Truck nutz.  With a z.  A “z”, that makes it even worse.

No, I’m not going to include a picture.  Because, uh. Offensive.

I’m not a prude or anything but…  It offends my sensibilities.  It does.  And it’s not like I can look away, or change the channel or put the book down.  I can drive into oncoming traffic but short of that?  What?

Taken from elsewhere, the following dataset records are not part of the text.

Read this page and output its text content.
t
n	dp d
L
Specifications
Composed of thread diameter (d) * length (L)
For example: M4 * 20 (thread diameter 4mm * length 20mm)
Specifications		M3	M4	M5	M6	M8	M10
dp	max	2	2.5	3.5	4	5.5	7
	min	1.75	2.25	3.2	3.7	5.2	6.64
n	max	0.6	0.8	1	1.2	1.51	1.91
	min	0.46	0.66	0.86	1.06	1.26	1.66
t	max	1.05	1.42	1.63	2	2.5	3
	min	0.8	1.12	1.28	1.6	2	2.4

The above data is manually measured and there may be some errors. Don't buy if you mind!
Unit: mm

Here’s my list of why I hate them:

  1. They are just gross.  They are vieny and wrinkly and old manish.  If I had a testicle mold i would make sure it was like the superman of balls – not some true to life dangly mess.
  2. My english major brain can’t wrap my mind around them.  What am I supposed to think of these nutz?  Is it literal?  Like I’m to assume that along with its nuts your truck has some kind of a heart and functioning kidneys?  Why?  I tend to think this cause the nuts are so real looking…  Or maybe a metaphor – for how much of a bad ass you and/or your truck is?  This makes sense I suppose, especially for the tendency to associate balls with brawn or something.  Or maybe it’s just some kind of analogy?  I don’t know!!
  3. It makes me wonder about the Truck Nutz counterpart.  Can you imagine trucks driving around with Truck Labiaz?  I don’t want to have to wonder about this!
  4. Look, you’re driving a giant, unnecessary truck.  So, I already know you’re a dick; there’s no need to add a set of silver testes to it.  That’s just redundant.

Why am I seeing all these things?  What is it Universe?  Why me?